Rinku Rajguru On Life After Sairat And Her New Marathi Film Kaagar

The 17-year-old actress on dealing with fame and why it took her three years to find the right second film
Rinku Rajguru On Life After Sairat And Her New Marathi Film Kaagar

Her second Marathi film Kaagar, directed by National award-winner Makarand Mane, has just released, and Rinku Rajguru is on an exhausting tour of promotions and media visits. When I tell her that a leading Marathi daily has reviewed the film and her performance well, she brightens up. "Wah," she exclaims. One expects nothing less from the 17 year old after her promising debut as Archi in Nagraj Manjule's historic hit Sairat. Three years on, and after endless offers that all sounded like Sairat copies, she has chosen to play Rani, a young girl who becomes a politician amidst a rural landscape fraught by love and power. Excerpts from a conversation:

You took three years to do your second film after Sairat. It must've been difficult for an actor as young as you to chart a career in an industry where you had no connections. Is there anyone who's guiding you?

Nagraj sir. I go to him for anything related to films. I ask him what to do, what not to do. We have a discussion and then decide whether to go ahead or not. There were many filmmakers who came to me wanting me to play some version of Archi. Then there were some roles that came my way, which I didn't want to do now or some characters that I didn't like. I wanted to do a film that offered me something new, had a good story and had something significant to say. 

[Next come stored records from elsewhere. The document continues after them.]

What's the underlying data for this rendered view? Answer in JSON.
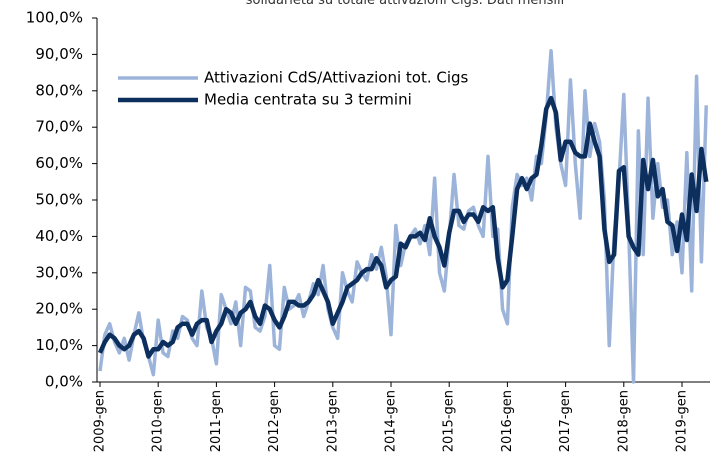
{
  "chart_data": {
    "type": "line",
    "title": "solidarietà su totale attivazioni Cigs. Dati mensili",
    "categories": [
      "2009-gen",
      null,
      null,
      null,
      null,
      null,
      null,
      null,
      null,
      null,
      null,
      null,
      "2010-gen",
      null,
      null,
      null,
      null,
      null,
      null,
      null,
      null,
      null,
      null,
      null,
      "2011-gen",
      null,
      null,
      null,
      null,
      null,
      null,
      null,
      null,
      null,
      null,
      null,
      "2012-gen",
      null,
      null,
      null,
      null,
      null,
      null,
      null,
      null,
      null,
      null,
      null,
      "2013-gen",
      null,
      null,
      null,
      null,
      null,
      null,
      null,
      null,
      null,
      null,
      null,
      "2014-gen",
      null,
      null,
      null,
      null,
      null,
      null,
      null,
      null,
      null,
      null,
      null,
      "2015-gen",
      null,
      null,
      null,
      null,
      null,
      null,
      null,
      null,
      null,
      null,
      null,
      "2016-gen",
      null,
      null,
      null,
      null,
      null,
      null,
      null,
      null,
      null,
      null,
      null,
      "2017-gen",
      null,
      null,
      null,
      null,
      null,
      null,
      null,
      null,
      null,
      null,
      null,
      "2018-gen",
      null,
      null,
      null,
      null,
      null,
      null,
      null,
      null,
      null,
      null,
      null,
      "2019-gen",
      null,
      null,
      null,
      null,
      null
    ],
    "series": [
      {
        "name": "Attivazioni CdS/Attivazioni tot. Cigs",
        "color": "#9db4da",
        "width": 3.5,
        "values": [
          3,
          13,
          16,
          11,
          8,
          12,
          6,
          13,
          19,
          11,
          7,
          2,
          17,
          8,
          7,
          14,
          12,
          18,
          17,
          12,
          10,
          25,
          15,
          12,
          5,
          24,
          20,
          16,
          22,
          10,
          26,
          25,
          15,
          14,
          18,
          32,
          10,
          9,
          26,
          20,
          21,
          24,
          18,
          22,
          27,
          24,
          32,
          20,
          15,
          12,
          30,
          25,
          22,
          33,
          30,
          28,
          35,
          31,
          37,
          29,
          13,
          43,
          32,
          38,
          40,
          42,
          38,
          43,
          35,
          56,
          30,
          25,
          40,
          57,
          43,
          42,
          47,
          48,
          43,
          40,
          62,
          40,
          42,
          20,
          16,
          48,
          57,
          54,
          56,
          50,
          62,
          60,
          73,
          91,
          70,
          60,
          54,
          83,
          60,
          45,
          80,
          62,
          71,
          66,
          50,
          10,
          40,
          55,
          79,
          42,
          0,
          69,
          35,
          78,
          45,
          60,
          48,
          50,
          35,
          44,
          30,
          63,
          25,
          84,
          33,
          76
        ]
      },
      {
        "name": "Media centrata su 3 termini",
        "color": "#0d2f5e",
        "width": 4.5,
        "values": [
          8,
          11,
          13,
          12,
          10,
          9,
          10,
          13,
          14,
          12,
          7,
          9,
          9,
          11,
          10,
          11,
          15,
          16,
          16,
          13,
          16,
          17,
          17,
          11,
          14,
          16,
          20,
          19,
          16,
          19,
          20,
          22,
          18,
          16,
          21,
          20,
          17,
          15,
          18,
          22,
          22,
          21,
          21,
          22,
          24,
          28,
          25,
          22,
          16,
          19,
          22,
          26,
          27,
          28,
          30,
          31,
          31,
          34,
          32,
          26,
          28,
          29,
          38,
          37,
          40,
          40,
          41,
          39,
          45,
          40,
          37,
          32,
          41,
          47,
          47,
          44,
          46,
          46,
          44,
          48,
          47,
          48,
          34,
          26,
          28,
          40,
          53,
          56,
          53,
          56,
          57,
          65,
          75,
          78,
          74,
          61,
          66,
          66,
          63,
          62,
          62,
          71,
          66,
          62,
          42,
          33,
          35,
          58,
          59,
          40,
          37,
          35,
          61,
          53,
          61,
          51,
          53,
          44,
          43,
          36,
          46,
          39,
          57,
          47,
          64,
          55
        ]
      }
    ],
    "ylim": [
      0,
      100
    ],
    "yticks": [
      {
        "value": 0,
        "label": "0,0%"
      },
      {
        "value": 10,
        "label": "10,0%"
      },
      {
        "value": 20,
        "label": "20,0%"
      },
      {
        "value": 30,
        "label": "30,0%"
      },
      {
        "value": 40,
        "label": "40,0%"
      },
      {
        "value": 50,
        "label": "50,0%"
      },
      {
        "value": 60,
        "label": "60,0%"
      },
      {
        "value": 70,
        "label": "70,0%"
      },
      {
        "value": 80,
        "label": "80,0%"
      },
      {
        "value": 90,
        "label": "90,0%"
      },
      {
        "value": 100,
        "label": "100,0%"
      }
    ],
    "grid": false,
    "legend": "top-left"
  }
}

In an interview you and Nagraj did with Anupama Chopra, he said that his filmmaking journey started because he couldn't find people like himself in the Hindi films he used to watch. One of the reasons why Sairat became such a hit was because people who were so far not represented on screen, saw themselves on it. Do you ever fear your transformation into a glamorous heroine would take away some of that appeal?

Not at all. Because I'm working as Rinku, not Archi. People loved Archi and so did I. But I wouldn't like to live my life being known as Archi. No actress would like that. I would like to be Rani, then some other character… So I will change according to demands of the role I'm doing. And I might have lost weight, or may be looking different, but I remain the same person. This transformation has not been because of any pressure to be more 'heroine'-like. It's purely in service of the role I'm playing.

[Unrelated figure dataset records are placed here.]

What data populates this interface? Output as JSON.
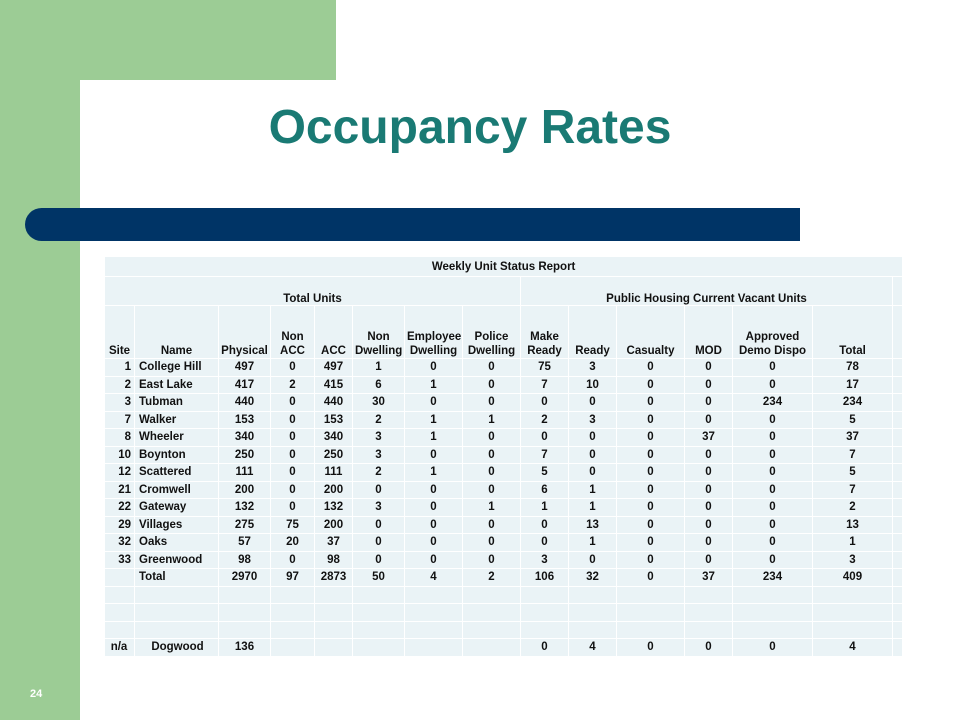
{
  "slide": {
    "title": "Occupancy Rates",
    "page_number": "24",
    "colors": {
      "green": "#9ccc95",
      "navy": "#003466",
      "title": "#1a7a74",
      "table_bg": "#eaf3f6"
    }
  },
  "report": {
    "title": "Weekly Unit Status Report",
    "group_total": "Total  Units",
    "group_vacant": "Public Housing Current Vacant Units",
    "headers": [
      "Site",
      "Name",
      "Physical",
      "Non ACC",
      "ACC",
      "Non Dwelling",
      "Employee Dwelling",
      "Police Dwelling",
      "Make Ready",
      "Ready",
      "Casualty",
      "MOD",
      "Approved Demo Dispo",
      "Total"
    ],
    "rows": [
      [
        "1",
        "College Hill",
        "497",
        "0",
        "497",
        "1",
        "0",
        "0",
        "75",
        "3",
        "0",
        "0",
        "0",
        "78"
      ],
      [
        "2",
        "East Lake",
        "417",
        "2",
        "415",
        "6",
        "1",
        "0",
        "7",
        "10",
        "0",
        "0",
        "0",
        "17"
      ],
      [
        "3",
        "Tubman",
        "440",
        "0",
        "440",
        "30",
        "0",
        "0",
        "0",
        "0",
        "0",
        "0",
        "234",
        "234"
      ],
      [
        "7",
        "Walker",
        "153",
        "0",
        "153",
        "2",
        "1",
        "1",
        "2",
        "3",
        "0",
        "0",
        "0",
        "5"
      ],
      [
        "8",
        "Wheeler",
        "340",
        "0",
        "340",
        "3",
        "1",
        "0",
        "0",
        "0",
        "0",
        "37",
        "0",
        "37"
      ],
      [
        "10",
        "Boynton",
        "250",
        "0",
        "250",
        "3",
        "0",
        "0",
        "7",
        "0",
        "0",
        "0",
        "0",
        "7"
      ],
      [
        "12",
        "Scattered",
        "111",
        "0",
        "111",
        "2",
        "1",
        "0",
        "5",
        "0",
        "0",
        "0",
        "0",
        "5"
      ],
      [
        "21",
        "Cromwell",
        "200",
        "0",
        "200",
        "0",
        "0",
        "0",
        "6",
        "1",
        "0",
        "0",
        "0",
        "7"
      ],
      [
        "22",
        "Gateway",
        "132",
        "0",
        "132",
        "3",
        "0",
        "1",
        "1",
        "1",
        "0",
        "0",
        "0",
        "2"
      ],
      [
        "29",
        "Villages",
        "275",
        "75",
        "200",
        "0",
        "0",
        "0",
        "0",
        "13",
        "0",
        "0",
        "0",
        "13"
      ],
      [
        "32",
        "Oaks",
        "57",
        "20",
        "37",
        "0",
        "0",
        "0",
        "0",
        "1",
        "0",
        "0",
        "0",
        "1"
      ],
      [
        "33",
        "Greenwood",
        "98",
        "0",
        "98",
        "0",
        "0",
        "0",
        "3",
        "0",
        "0",
        "0",
        "0",
        "3"
      ]
    ],
    "total_row": [
      "",
      "Total",
      "2970",
      "97",
      "2873",
      "50",
      "4",
      "2",
      "106",
      "32",
      "0",
      "37",
      "234",
      "409"
    ],
    "extra_row": [
      "n/a",
      "Dogwood",
      "136",
      "",
      "",
      "",
      "",
      "",
      "0",
      "4",
      "0",
      "0",
      "0",
      "4"
    ]
  }
}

You've said that you will be pursuing acting seriously now, along with your studies. How do you nourish the actor in you? These days actors do workshops, etc

I honestly don't know. I'm still very new and I'm still learning. I haven't been training as such for anything, yet. But I believe if you work hard and with sincerity for your role, if you put your mind to understand the film, the story, it shows in your performance. Instead of making a fuss about acting and how one should approach it, I just let it happen organically. I think the more natural it is, the more people appreciate it. 

You became an overnight star after Sairat. Often, the journey of an actor and the journey of a star go in the opposite directions. An actor learns from life, from people, while a star has to be guarded from the same. How do you intend to balance this out?

I haven't figured out how to answer that question yet. I don't know the answer. People talk a lot about my journey all the time, but honestly, life is happening and I am just going with the flow. I'm learning new things, I'm meeting new people…Of course, I can't do everything that I could do freely earlier, but I'm getting to do so much at such a young age. I don't overanalyse it or get overwhelmed by it. I don't sit and think 'oh, this is a difficult journey'. I'm who I was at home, with my friends. Even when I meet new people, I'm still the same, normal girl but it's they who look at me differently now. I always tell them not to treat me like star and just to let me be. 

As an actor, you said you would want to do films that leave the audience with some thought. Does that mean you wouldn't run around trees and do pure glamour-driven entertainers?

I personally don't like such movies. I would still prefer to work in meaningful, socially-conscious films. I don't like to watch films where the hero-heroine are dancing, fighting and living in the film's unreal world. But as an actor, one has to be open to all kinds of movies.